By Ann Saphir
Dallas Federal Reserve Bank President Lorie Logan on Tuesday said she supported leaving the Fed's policy rate on hold last week to assess if financial conditions are sufficiently tight to bring down inflation, while pointing to recent signs the fight was not yet won.
Inflation remains too high, she said at a Fed conference on energy, and "looks like we are trending toward 3%" rather than the Fed's 2% inflation goal.
The labor market, while it has cooled somewhat, is still "too tight," she said.
And long-term bond yields, while still up sharply from when the Fed last raised the short-term policy rate in July, have given back some of those gains since last week's Fed decision.
"We're going to continue to need to see tight financial conditions in order to bring inflation to 2% in a timely and sustainable way," Logan said. "I'm going to be looking at the data and I'm going to be looking at financial conditions as we get closer to the following meeting."
The Fed meets next month, and as recently as September most Fed policymakers thought another rate hike would be needed by then to bring down inflation, which by the Fed's preferred measure has been stuck at 3.4% for the past few months.
But last month, Logan was among the first U.S. central bankers to argue that the rise in the 10-year Treasury note yield, among other measures of tighter financial conditions, could slow the economy enough that the Fed may not need to raise the policy rate any further.

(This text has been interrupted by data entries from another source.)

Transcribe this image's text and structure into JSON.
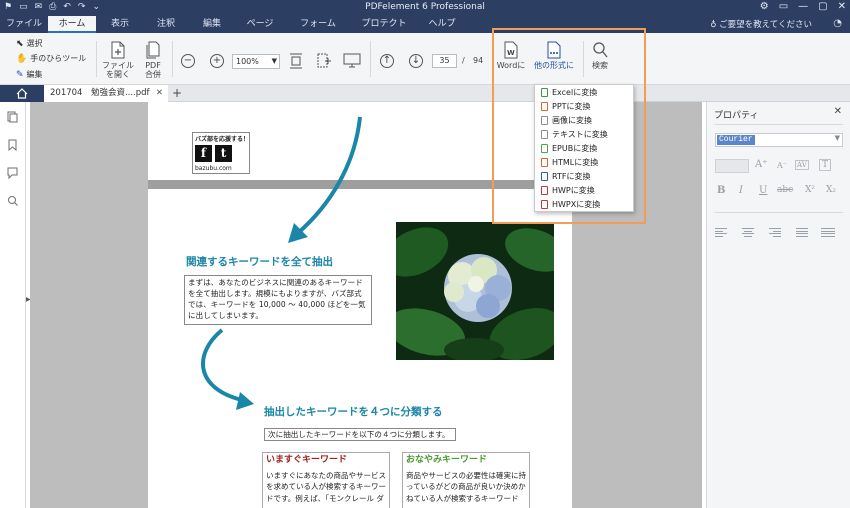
{
  "app": {
    "title": "PDFelement 6 Professional",
    "quick_access": [
      "⚑",
      "▭",
      "✉",
      "⎙",
      "↶",
      "↷",
      "⌄"
    ],
    "window_controls": [
      "⚙",
      "▭",
      "—",
      "▢",
      "✕"
    ]
  },
  "menu": {
    "tabs": [
      "ファイル",
      "ホーム",
      "表示",
      "注釈",
      "編集",
      "ページ",
      "フォーム",
      "プロテクト",
      "ヘルプ"
    ],
    "active": "ホーム",
    "help_search": "ご要望を教えてください",
    "user_icon": "◔"
  },
  "ribbon": {
    "modes": [
      "選択",
      "手のひらツール",
      "編集"
    ],
    "open_file": [
      "ファイル",
      "を開く"
    ],
    "pdf_merge": [
      "PDF",
      "合併"
    ],
    "zoom_value": "100%",
    "page_current": "35",
    "page_separator": "/",
    "page_total": "94",
    "to_word": "Wordに",
    "to_other": "他の形式に",
    "search": "検索"
  },
  "convert_menu": {
    "items": [
      {
        "label": "Excelに変換",
        "color": "#3a9a4a"
      },
      {
        "label": "PPTに変換",
        "color": "#d8662f"
      },
      {
        "label": "画像に変換",
        "color": "#7a7f88"
      },
      {
        "label": "テキストに変換",
        "color": "#7a7f88"
      },
      {
        "label": "EPUBに変換",
        "color": "#5aa046"
      },
      {
        "label": "HTMLに変換",
        "color": "#d8662f"
      },
      {
        "label": "RTFに変換",
        "color": "#2f5fb0"
      },
      {
        "label": "HWPに変換",
        "color": "#c03a3a"
      },
      {
        "label": "HWPXに変換",
        "color": "#c03a3a"
      }
    ]
  },
  "document_tab": {
    "label": "201704　勉強会資....pdf",
    "close": "✕",
    "add": "+"
  },
  "document": {
    "share": {
      "title": "バズ部を応援する！",
      "icons": [
        "f",
        "t"
      ],
      "url": "bazubu.com"
    },
    "heading1": "関連するキーワードを全て抽出",
    "para1": "まずは、あなたのビジネスに関連のあるキーワードを全て抽出します。規模にもよりますが、バズ部式では、キーワードを 10,000 ～ 40,000 ほどを一気に出してしまいます。",
    "heading2": "抽出したキーワードを４つに分類する",
    "para2": "次に抽出したキーワードを以下の４つに分類します。",
    "col1": {
      "title": "いますぐキーワード",
      "title_color": "#a02020",
      "text": "いますぐにあなたの商品やサービスを求めている人が検索するキーワードです。例えば、「モンクレール ダ"
    },
    "col2": {
      "title": "おなやみキーワード",
      "title_color": "#4a9a30",
      "text": "商品やサービスの必要性は確実に持っているがどの商品が良いか決めかねている人が検索するキーワード"
    }
  },
  "properties": {
    "title": "プロパティ",
    "close": "✕",
    "font": "Courier",
    "format_buttons": [
      "A⁺",
      "A⁻",
      "AV",
      "T",
      "B",
      "I",
      "U",
      "abc",
      "X²",
      "X₂"
    ]
  },
  "colors": {
    "titlebar": "#2d3e63",
    "accent_blue": "#1f4fa8",
    "heading_teal": "#1a86a8",
    "highlight_orange": "#f29d55"
  }
}
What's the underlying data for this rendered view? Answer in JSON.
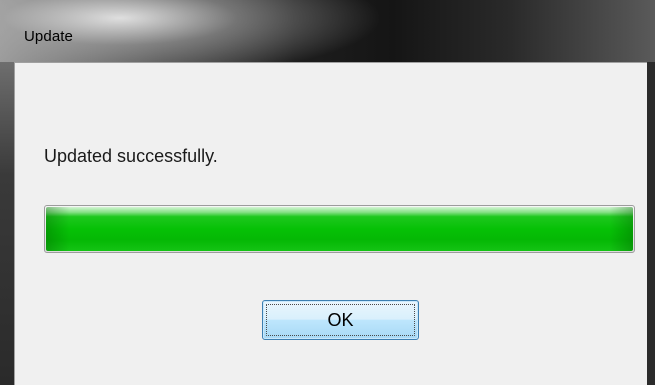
{
  "window": {
    "title": "Update"
  },
  "dialog": {
    "message": "Updated successfully.",
    "progress_percent": 100,
    "ok_label": "OK"
  },
  "colors": {
    "progress_fill": "#06c106",
    "button_border": "#3c7fb1",
    "client_background": "#f0f0f0"
  }
}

That view was one main reason the Fed opted to keep the policy rate in its current 5.25%-5.50% range last week.
If long-term bond yields stay high and reflect investor demands for more compensation for holding longer-term debt - known as the "term premium" - the Fed may be able to keep rates where they are and allow those longer-term borrowing costs to slow investment and relieve price pressures, she and other have said.
But if the increase reflects faster economic growth and a bet that the Fed will need to raise rates in response, the Fed will need to deliver on that expectation, Logan said.
"We have seen some retracement in that 10-year yield and financial conditions, and so I'll be watching to see whether that continues and what that means for the implications of policy," Logan said on Tuesday.